The main and highly advantageous key priority is to formalize the economy that has so far remained the biggest hurdle. It’s hard to track and document business activity so we never know what our actual capacity is or what has been our GDP.
I would highlight two key facts and findings which seem to have been key consideration for the incumbent government.
Trickle Down Effect — Pakistan cannot wait
Free markets can work well and trickle down effect follows which can help achieve full scale employment and thus drive growth through job creation
But as stated by Shaukat Tareen, we – a country like Pakistan – need unabated economic growth for straight twenty years for trickle down effect to actualize. Not without some kind, or form of state intervention – direct through cash or indirect through food, clothing, shelter, housing, as being done by PTI government – note that recently World Bank also acknowledged the Pakistani government’s Ehsaas Programme as being among top of the world.

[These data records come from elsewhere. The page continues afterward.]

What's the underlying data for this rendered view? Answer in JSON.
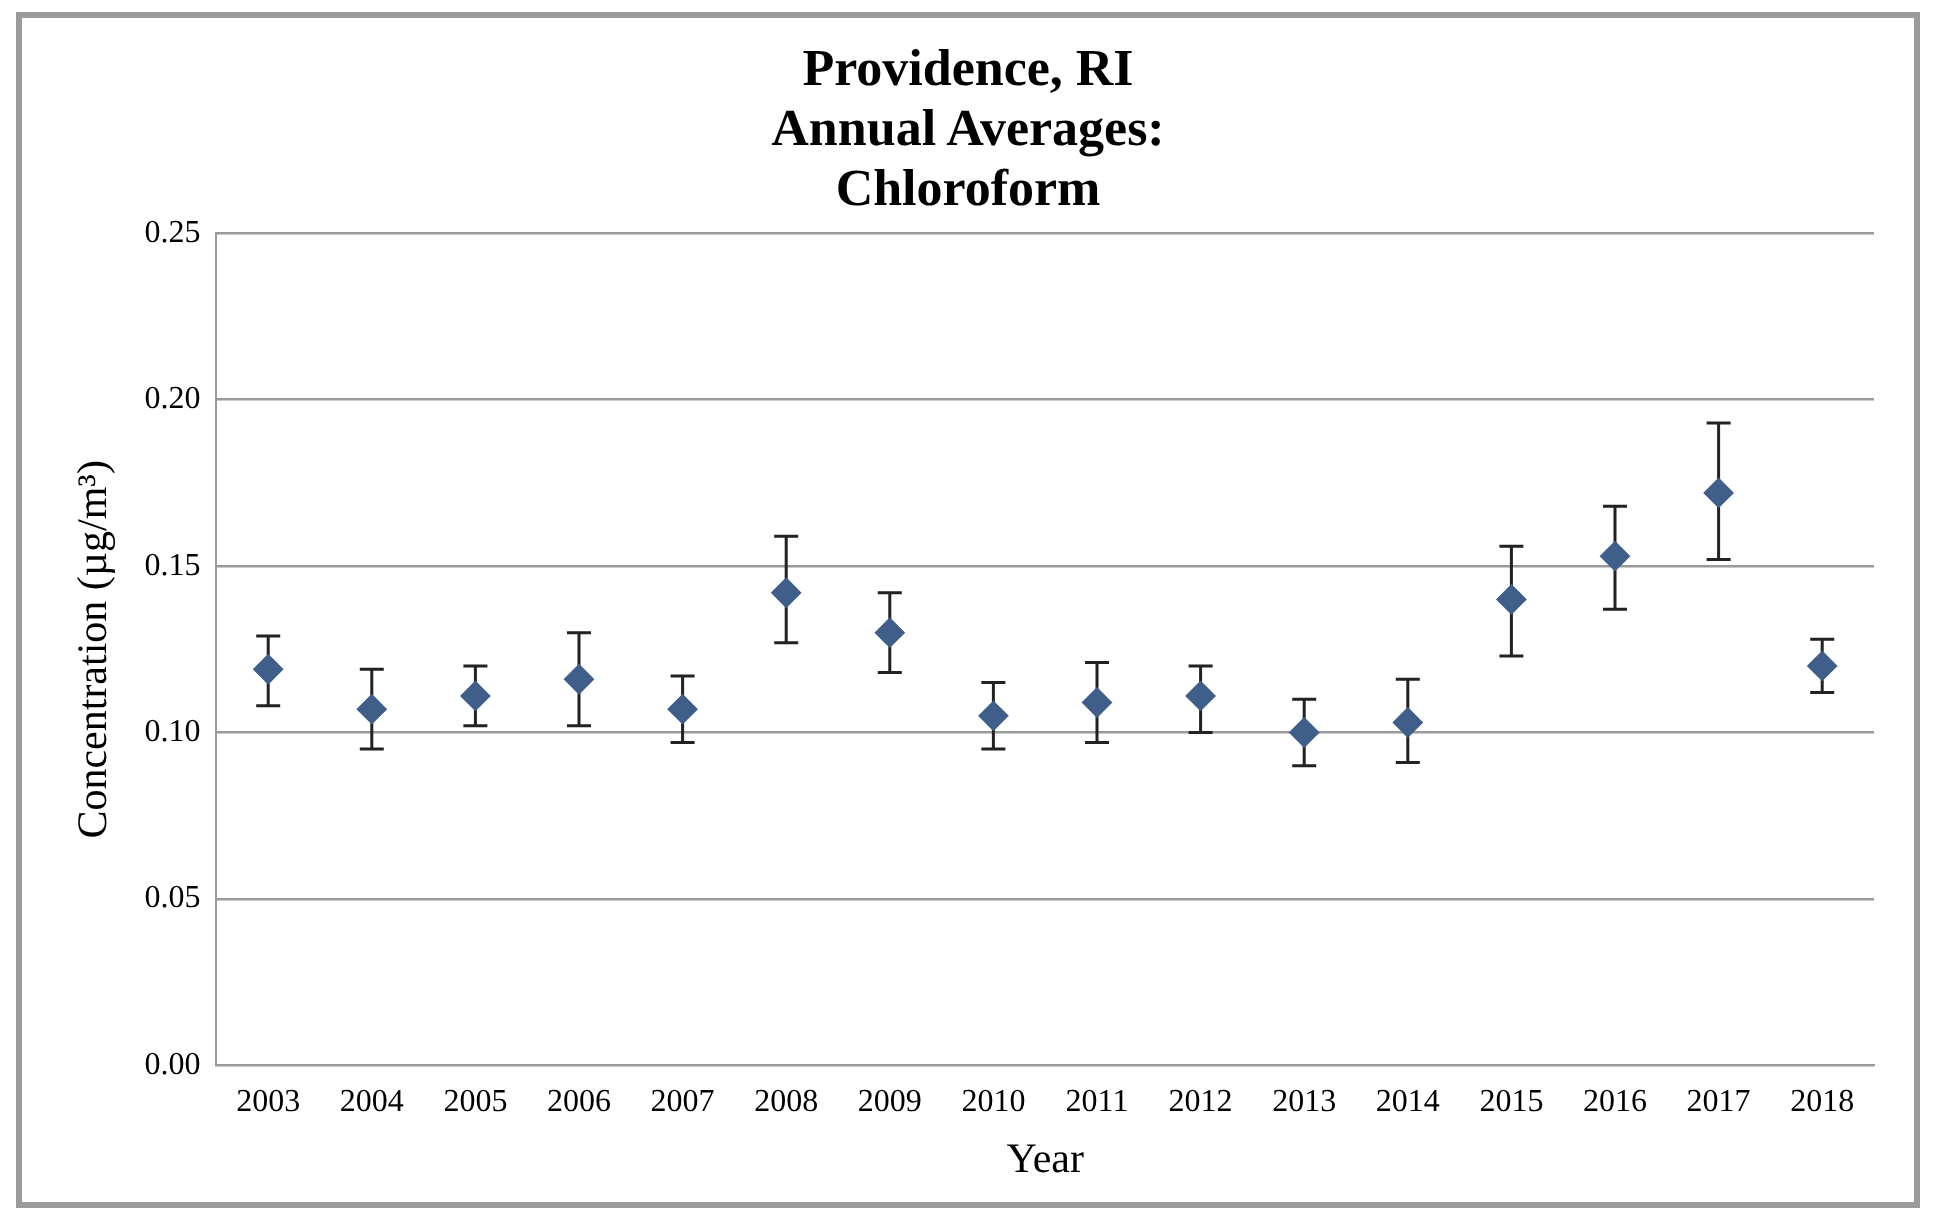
{
  "chart_data": {
    "type": "scatter",
    "title": [
      "Providence, RI",
      "Annual Averages:",
      "Chloroform"
    ],
    "xlabel": "Year",
    "ylabel": "Concentration (µg/m³)",
    "categories": [
      "2003",
      "2004",
      "2005",
      "2006",
      "2007",
      "2008",
      "2009",
      "2010",
      "2011",
      "2012",
      "2013",
      "2014",
      "2015",
      "2016",
      "2017",
      "2018"
    ],
    "series": [
      {
        "color": "#3f5f8a",
        "values": [
          0.119,
          0.107,
          0.111,
          0.116,
          0.107,
          0.142,
          0.13,
          0.105,
          0.109,
          0.111,
          0.1,
          0.103,
          0.14,
          0.153,
          0.172,
          0.12
        ],
        "errors": [
          [
            0.108,
            0.129
          ],
          [
            0.095,
            0.119
          ],
          [
            0.102,
            0.12
          ],
          [
            0.102,
            0.13
          ],
          [
            0.097,
            0.117
          ],
          [
            0.127,
            0.159
          ],
          [
            0.118,
            0.142
          ],
          [
            0.095,
            0.115
          ],
          [
            0.097,
            0.121
          ],
          [
            0.1,
            0.12
          ],
          [
            0.09,
            0.11
          ],
          [
            0.091,
            0.116
          ],
          [
            0.123,
            0.156
          ],
          [
            0.137,
            0.168
          ],
          [
            0.152,
            0.193
          ],
          [
            0.112,
            0.128
          ]
        ]
      }
    ],
    "ylim": [
      0,
      0.25
    ],
    "yticks": [
      {
        "value": 0,
        "label": "0.00"
      },
      {
        "value": 0.05,
        "label": "0.05"
      },
      {
        "value": 0.1,
        "label": "0.10"
      },
      {
        "value": 0.15,
        "label": "0.15"
      },
      {
        "value": 0.2,
        "label": "0.20"
      },
      {
        "value": 0.25,
        "label": "0.25"
      }
    ],
    "grid": "y",
    "legend": false,
    "marker": "diamond"
  }
}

It is regrettable what had got deeply entrenched in Pakistan’s policy circles and business community during Ayub’s era – making of rich folks (remember 22 families) far more richer and believing that with time that money would eventually trickle down. Recall the Washington Consensus which later on down the years also endorsed this narrative of free market capitalism.
The pro-poor initiatives and social safety nets include the Ehsaas Programme’s “expansion” (Rs260bn). Further, no more taxes for salaried classes and 10 percent increase in salaries and pensions of government employees (which in a way sets the increment level in private sector). What it entails is that due to cut in taxes, or/and ‘increasing’ incomes – people will have more disposable incomes to spend – especially the poor/middle class – so such social spending schemes will greatly benefit the poor. Those impoverished could come out of poverty.

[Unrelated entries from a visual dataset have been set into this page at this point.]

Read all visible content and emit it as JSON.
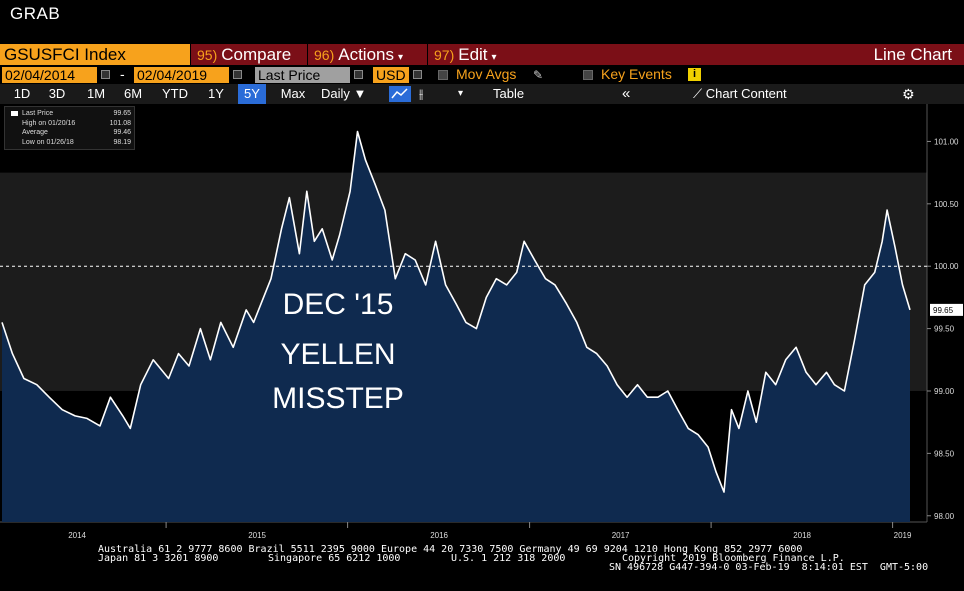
{
  "window": {
    "title": "GRAB"
  },
  "toolbar": {
    "ticker": "GSUSFCI Index",
    "compare_num": "95)",
    "compare_label": "Compare",
    "actions_num": "96)",
    "actions_label": "Actions",
    "edit_num": "97)",
    "edit_label": "Edit",
    "chart_type": "Line Chart",
    "start_date": "02/04/2014",
    "end_date": "02/04/2019",
    "date_sep": "-",
    "price_field": "Last Price",
    "currency": "USD",
    "mov_avgs": "Mov Avgs",
    "key_events": "Key Events",
    "info_glyph": "i"
  },
  "ranges": [
    "1D",
    "3D",
    "1M",
    "6M",
    "YTD",
    "1Y",
    "5Y",
    "Max"
  ],
  "active_range": "5Y",
  "frequency": "Daily",
  "table_label": "Table",
  "chart_content_label": "Chart Content",
  "legend": {
    "rows": [
      {
        "label": "Last Price",
        "value": "99.65"
      },
      {
        "label": "High on 01/20/16",
        "value": "101.08"
      },
      {
        "label": "Average",
        "value": "99.46"
      },
      {
        "label": "Low on 01/26/18",
        "value": "98.19"
      }
    ]
  },
  "annotation": {
    "line1": "DEC '15",
    "line2": "YELLEN",
    "line3": "MISSTEP"
  },
  "last_price_tag": "99.65",
  "colors": {
    "accent": "#f7a21c",
    "menu_bar": "#7b0f17",
    "fill": "#0f2a4f",
    "line": "#ffffff",
    "active": "#2a6cd8"
  },
  "chart_data": {
    "type": "area",
    "title": "",
    "xlabel": "",
    "ylabel": "",
    "ylim": [
      97.95,
      101.3
    ],
    "reference_line": 100.0,
    "y_ticks": [
      "101.00",
      "100.50",
      "100.00",
      "99.50",
      "99.00",
      "98.50",
      "98.00"
    ],
    "x_tick_labels": [
      "2014",
      "2015",
      "2016",
      "2017",
      "2018",
      "2019"
    ],
    "x_range": [
      "2014-02-04",
      "2019-02-04"
    ],
    "series": [
      {
        "values": [
          [
            "2014-02-04",
            99.55
          ],
          [
            "2014-02-25",
            99.3
          ],
          [
            "2014-03-20",
            99.1
          ],
          [
            "2014-04-15",
            99.05
          ],
          [
            "2014-05-10",
            98.95
          ],
          [
            "2014-06-05",
            98.85
          ],
          [
            "2014-07-01",
            98.8
          ],
          [
            "2014-07-25",
            98.78
          ],
          [
            "2014-08-20",
            98.72
          ],
          [
            "2014-09-10",
            98.95
          ],
          [
            "2014-10-05",
            98.8
          ],
          [
            "2014-10-20",
            98.7
          ],
          [
            "2014-11-10",
            99.05
          ],
          [
            "2014-12-05",
            99.25
          ],
          [
            "2015-01-05",
            99.1
          ],
          [
            "2015-01-25",
            99.3
          ],
          [
            "2015-02-15",
            99.2
          ],
          [
            "2015-03-10",
            99.5
          ],
          [
            "2015-03-30",
            99.25
          ],
          [
            "2015-04-20",
            99.55
          ],
          [
            "2015-05-15",
            99.35
          ],
          [
            "2015-06-10",
            99.65
          ],
          [
            "2015-06-25",
            99.55
          ],
          [
            "2015-07-10",
            99.7
          ],
          [
            "2015-07-30",
            99.9
          ],
          [
            "2015-08-20",
            100.3
          ],
          [
            "2015-09-05",
            100.55
          ],
          [
            "2015-09-25",
            100.1
          ],
          [
            "2015-10-10",
            100.6
          ],
          [
            "2015-10-25",
            100.2
          ],
          [
            "2015-11-10",
            100.3
          ],
          [
            "2015-11-30",
            100.05
          ],
          [
            "2015-12-15",
            100.25
          ],
          [
            "2016-01-05",
            100.6
          ],
          [
            "2016-01-20",
            101.08
          ],
          [
            "2016-02-05",
            100.85
          ],
          [
            "2016-02-25",
            100.65
          ],
          [
            "2016-03-15",
            100.45
          ],
          [
            "2016-04-05",
            99.9
          ],
          [
            "2016-04-25",
            100.1
          ],
          [
            "2016-05-15",
            100.05
          ],
          [
            "2016-06-05",
            99.85
          ],
          [
            "2016-06-25",
            100.2
          ],
          [
            "2016-07-15",
            99.85
          ],
          [
            "2016-08-05",
            99.7
          ],
          [
            "2016-08-25",
            99.55
          ],
          [
            "2016-09-15",
            99.5
          ],
          [
            "2016-10-05",
            99.75
          ],
          [
            "2016-10-25",
            99.9
          ],
          [
            "2016-11-15",
            99.85
          ],
          [
            "2016-12-05",
            99.95
          ],
          [
            "2016-12-20",
            100.2
          ],
          [
            "2017-01-10",
            100.05
          ],
          [
            "2017-02-01",
            99.9
          ],
          [
            "2017-02-20",
            99.85
          ],
          [
            "2017-03-15",
            99.7
          ],
          [
            "2017-04-05",
            99.55
          ],
          [
            "2017-04-25",
            99.35
          ],
          [
            "2017-05-15",
            99.3
          ],
          [
            "2017-06-05",
            99.2
          ],
          [
            "2017-06-25",
            99.05
          ],
          [
            "2017-07-15",
            98.95
          ],
          [
            "2017-08-05",
            99.05
          ],
          [
            "2017-08-25",
            98.95
          ],
          [
            "2017-09-15",
            98.95
          ],
          [
            "2017-10-05",
            99.0
          ],
          [
            "2017-10-25",
            98.85
          ],
          [
            "2017-11-15",
            98.7
          ],
          [
            "2017-12-05",
            98.65
          ],
          [
            "2017-12-25",
            98.55
          ],
          [
            "2018-01-10",
            98.35
          ],
          [
            "2018-01-26",
            98.19
          ],
          [
            "2018-02-10",
            98.85
          ],
          [
            "2018-02-25",
            98.7
          ],
          [
            "2018-03-15",
            99.0
          ],
          [
            "2018-04-01",
            98.75
          ],
          [
            "2018-04-20",
            99.15
          ],
          [
            "2018-05-10",
            99.05
          ],
          [
            "2018-05-30",
            99.25
          ],
          [
            "2018-06-20",
            99.35
          ],
          [
            "2018-07-10",
            99.15
          ],
          [
            "2018-07-30",
            99.05
          ],
          [
            "2018-08-20",
            99.15
          ],
          [
            "2018-09-05",
            99.05
          ],
          [
            "2018-09-25",
            99.0
          ],
          [
            "2018-10-15",
            99.4
          ],
          [
            "2018-11-05",
            99.85
          ],
          [
            "2018-11-25",
            99.95
          ],
          [
            "2018-12-10",
            100.2
          ],
          [
            "2018-12-20",
            100.45
          ],
          [
            "2019-01-05",
            100.15
          ],
          [
            "2019-01-20",
            99.85
          ],
          [
            "2019-02-04",
            99.65
          ]
        ]
      }
    ]
  },
  "footer": {
    "line1": "Australia 61 2 9777 8600 Brazil 5511 2395 9000 Europe 44 20 7330 7500 Germany 49 69 9204 1210 Hong Kong 852 2977 6000",
    "line2a": "Japan 81 3 3201 8900",
    "line2b": "Singapore 65 6212 1000",
    "line2c": "U.S. 1 212 318 2000",
    "line2d": "Copyright 2019 Bloomberg Finance L.P.",
    "line3": "SN 496728 G447-394-0 03-Feb-19  8:14:01 EST  GMT-5:00"
  }
}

What is left after spending would be saved (or invested). So there could be two impacts: 1.Demand-push inflation caused by increased buying in the short term. And, 2. Increase in savings for both govt and private employees who have their wages increased.
Interestingly, the income could be brought under taxation if the govt adopts a carefully crafted strategy. Yes, the govt could still ‘receive’ tax money from disposable incomes through sale receipt system. One way to increase taxes as suggested by Tareen is a prize scheme to increase tax base. Thus, prizes amounting to Rs250 million will be distributed among receipt holders every month; a move that would help in documentation of the economy and add about 312,000 potential taxpayers. The government expects to collect Rs100 to Rs150 bn additional revenue through the PoS system (as Points of Sale will be increased from 10,000 to 60,000).

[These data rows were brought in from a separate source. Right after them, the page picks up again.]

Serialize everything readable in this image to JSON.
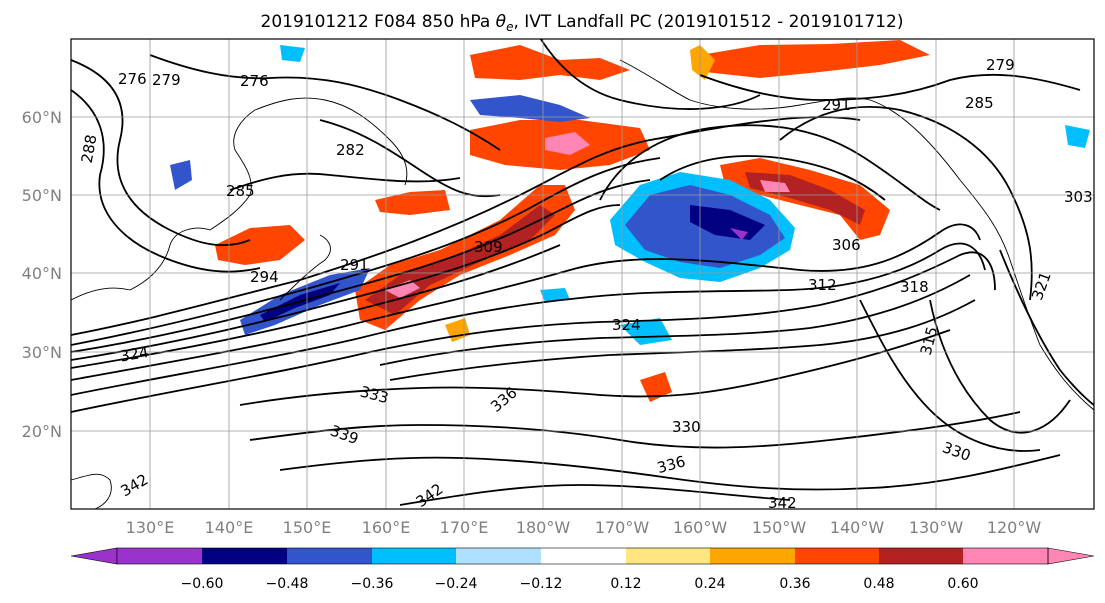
{
  "figure": {
    "title_parts": {
      "prefix": "2019101212 F084 850 hPa ",
      "theta": "θ",
      "sub": "e",
      "suffix": ", IVT Landfall PC (2019101512 - 2019101712)"
    }
  },
  "map": {
    "lat_labels": [
      "60°N",
      "50°N",
      "40°N",
      "30°N",
      "20°N"
    ],
    "lon_labels": [
      "130°E",
      "140°E",
      "150°E",
      "160°E",
      "170°E",
      "180°W",
      "170°W",
      "160°W",
      "150°W",
      "140°W",
      "130°W",
      "120°W"
    ],
    "contour_labels": [
      "276",
      "279",
      "276",
      "282",
      "285",
      "288",
      "294",
      "291",
      "309",
      "306",
      "312",
      "291",
      "285",
      "279",
      "303",
      "315",
      "318",
      "321",
      "324",
      "333",
      "336",
      "339",
      "342",
      "342",
      "330",
      "336",
      "342",
      "330",
      "324"
    ]
  },
  "colorbar": {
    "colors": [
      "#9933cc",
      "#000080",
      "#3355cc",
      "#00bfff",
      "#b0e0ff",
      "#ffffff",
      "#ffe680",
      "#ffa500",
      "#ff4500",
      "#b22222",
      "#ff85b4"
    ],
    "tick_labels": [
      "−0.60",
      "−0.48",
      "−0.36",
      "−0.24",
      "−0.12",
      "0.12",
      "0.24",
      "0.36",
      "0.48",
      "0.60"
    ]
  },
  "colors": {
    "negative_core": "#000080",
    "negative": "#3355cc",
    "negative_weak": "#00bfff",
    "positive_weak": "#ffa500",
    "positive": "#ff4500",
    "positive_strong": "#b22222",
    "positive_core": "#ff85b4",
    "grid": "#9a9a9a",
    "label_gray": "#808080"
  }
}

Revenues and tax widening go together
Tax collection target set at Rs5,829bn is both highly challenging and aggressive; experts believe it can only be achieved through a widening of the tax base. The question that has divided the economic experts though is: can the government mobilize revenues without new taxes, while proposing to reduce the exports’ tax regime, increasing/giving new exemptions esp. to SEZs. So from power sector to agriculture, there’s something for all; tax cuts; subsidies, exemptions.
And how would the govt keep inflation under control when it intends to spend too much to achieve the targeted economic growth? In other words, the fiscal and trade deficits will increase further unless the tax and non-tax revenue targets are met and the exports are increased to $30 bn, according to Razzak Dawood. For sustainable economic growth, exports should make up to 20 pc of GDP, according to Tareen.